Du samedi 26 au lundi 28 mai, Pentecôte à Vic

"Vic 2012 : esprit étais-tu là ?" par Dominique Valmary

"Les Toros existent encore" par André Régagnon

"La corrida de La Cruz" par Jean-Louis Comte

Photographies de Ferdinand de Marchi


Vic-Fezensac 26052012 Photo : © Ferdinand De Marchi

VIC 2012 : esprit étais-tu là ?

par Dominique Valmary

Interpellé à chaque tarde par une banderole ironique intitulée « Vic le changement c’est maintenant » et copieusement sifflé lors de chaque  remise des clés du toril à l’alguazil, mais aussi conforté quelques applaudissements de conviction l’édile vicois devra assumer le choix qui a été le sien de reprendre la main sur ce qui était devenu, à l’aune de la cité,  la fête de beaucoup d’excès. La ville s’était préparée à l’assaut ne renonçant ni aux barricades des devantures  ni aux guichets d’accès aux commerces ; mais d’assaut il n’y en eut guère! Le contraste était saisissant entre le campo des arènes plutôt bien animé et le quartier bas peu mobilisateur. Si l’on estime que la taquilla n’a pas pâti de la situation et si la fréquentation de la ville n’avait rien à voir avec les années passées il reste à retrouver le juste milieu avec des animations alternatives à la consommation d’alcool à proposer à la jeunesse et il reste à souhaiter que le groupe ayant célébré les funérailles de «Pentecotavic » n’ait pas à célébrer la messe anniversaire. Un rapprochement s’impose avec la représentation habituelle  en matière de gestion du changement « la vallée du désespoir » l’édition 2012 étant la marque du point bas avant une reprise par paliers successifs d’un nouveau projet festif attractif et acceptable pour les vicois.
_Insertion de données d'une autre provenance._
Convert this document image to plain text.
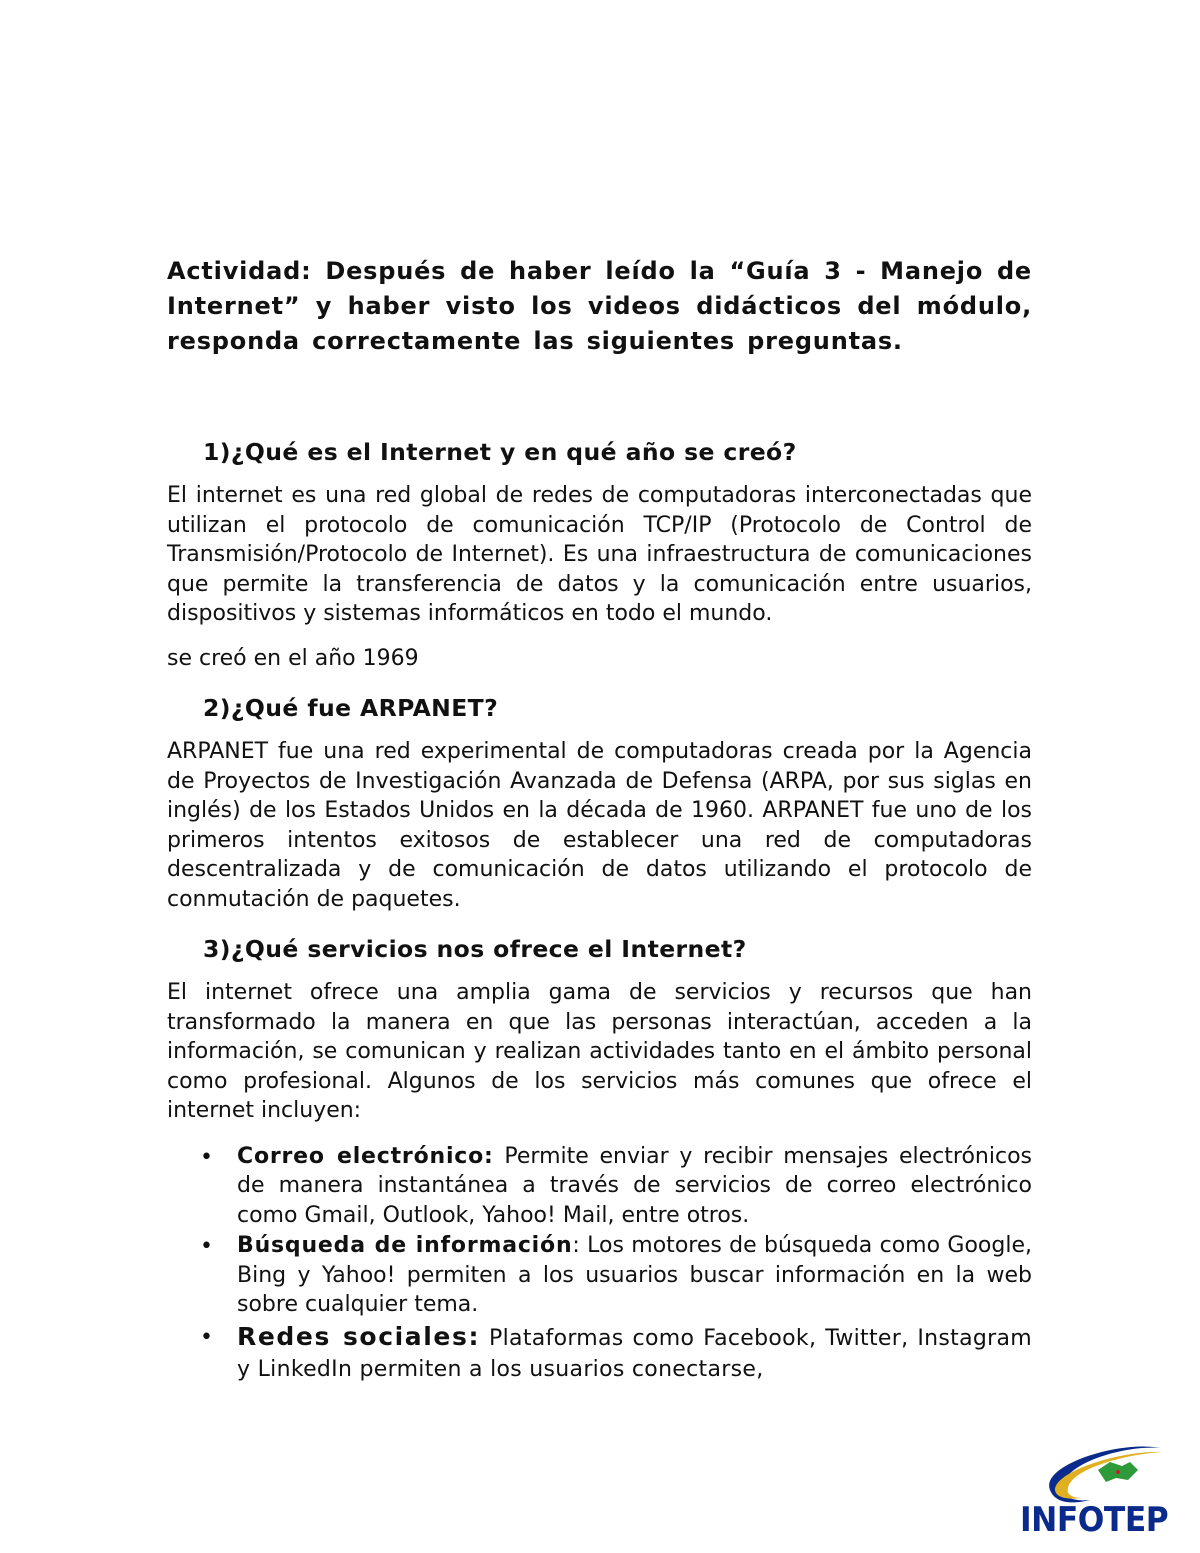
Actividad: Después de haber leído la “Guía 3 - Manejo de Internet” y haber visto los videos didácticos del módulo, responda correctamente las siguientes preguntas.

1)¿Qué es el Internet y en qué año se creó?

El internet es una red global de redes de computadoras interconectadas que utilizan el protocolo de comunicación TCP/IP (Protocolo de Control de Transmisión/Protocolo de Internet). Es una infraestructura de comunicaciones que permite la transferencia de datos y la comunicación entre usuarios, dispositivos y sistemas informáticos en todo el mundo.

se creó en el año 1969

2)¿Qué fue ARPANET?

ARPANET fue una red experimental de computadoras creada por la Agencia de Proyectos de Investigación Avanzada de Defensa (ARPA, por sus siglas en inglés) de los Estados Unidos en la década de 1960. ARPANET fue uno de los primeros intentos exitosos de establecer una red de computadoras descentralizada y de comunicación de datos utilizando el protocolo de conmutación de paquetes.

3)¿Qué servicios nos ofrece el Internet?

El internet ofrece una amplia gama de servicios y recursos que han transformado la manera en que las personas interactúan, acceden a la información, se comunican y realizan actividades tanto en el ámbito personal como profesional. Algunos de los servicios más comunes que ofrece el internet incluyen:

• Correo electrónico: Permite enviar y recibir mensajes electrónicos de manera instantánea a través de servicios de correo electrónico como Gmail, Outlook, Yahoo! Mail, entre otros.
• Búsqueda de información: Los motores de búsqueda como Google, Bing y Yahoo! permiten a los usuarios buscar información en la web sobre cualquier tema.
• Redes sociales: Plataformas como Facebook, Twitter, Instagram y LinkedIn permiten a los usuarios conectarse,
INFOTEP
 Côté Toros l’ouverture de la feria s’est faite devant une demie arène en novillada  non piquée et novillada piquée  pour les jeunes Borja, élégant et engagé  et Javier JIMENEZ devant le mano a mano des ganaderias l’Astarac et le Lartet alternant pour chacune d’elles. Les deux toros en NSP ont donné du jeu et posé moult problèmes aux jeunes toreros notamment le premier sorti, un toro de recibir qui surprend son adversaire ; ils sont tous deux applaudis à l’arrastre et salut au tiers pour les toreros mais vuelta interrompue par les sifflets pour Borja. En NP les toros s’avèreront « tarde » pour le Lartet et trop lourd et trop haut de garrot pour le sobrero de l’Astarac, ils manqueront de caste et de bravoure pour permettre de bonnes lidias ; résultat : salut au tiers pour Borja, silence pour Javier après deux avis  et une mort par deux tiers d’épée et 6 descabellos. Il est regrettable que comme trop souvent les novilleros, toreros en formation, ne posent pas eux-mêmes les banderilles….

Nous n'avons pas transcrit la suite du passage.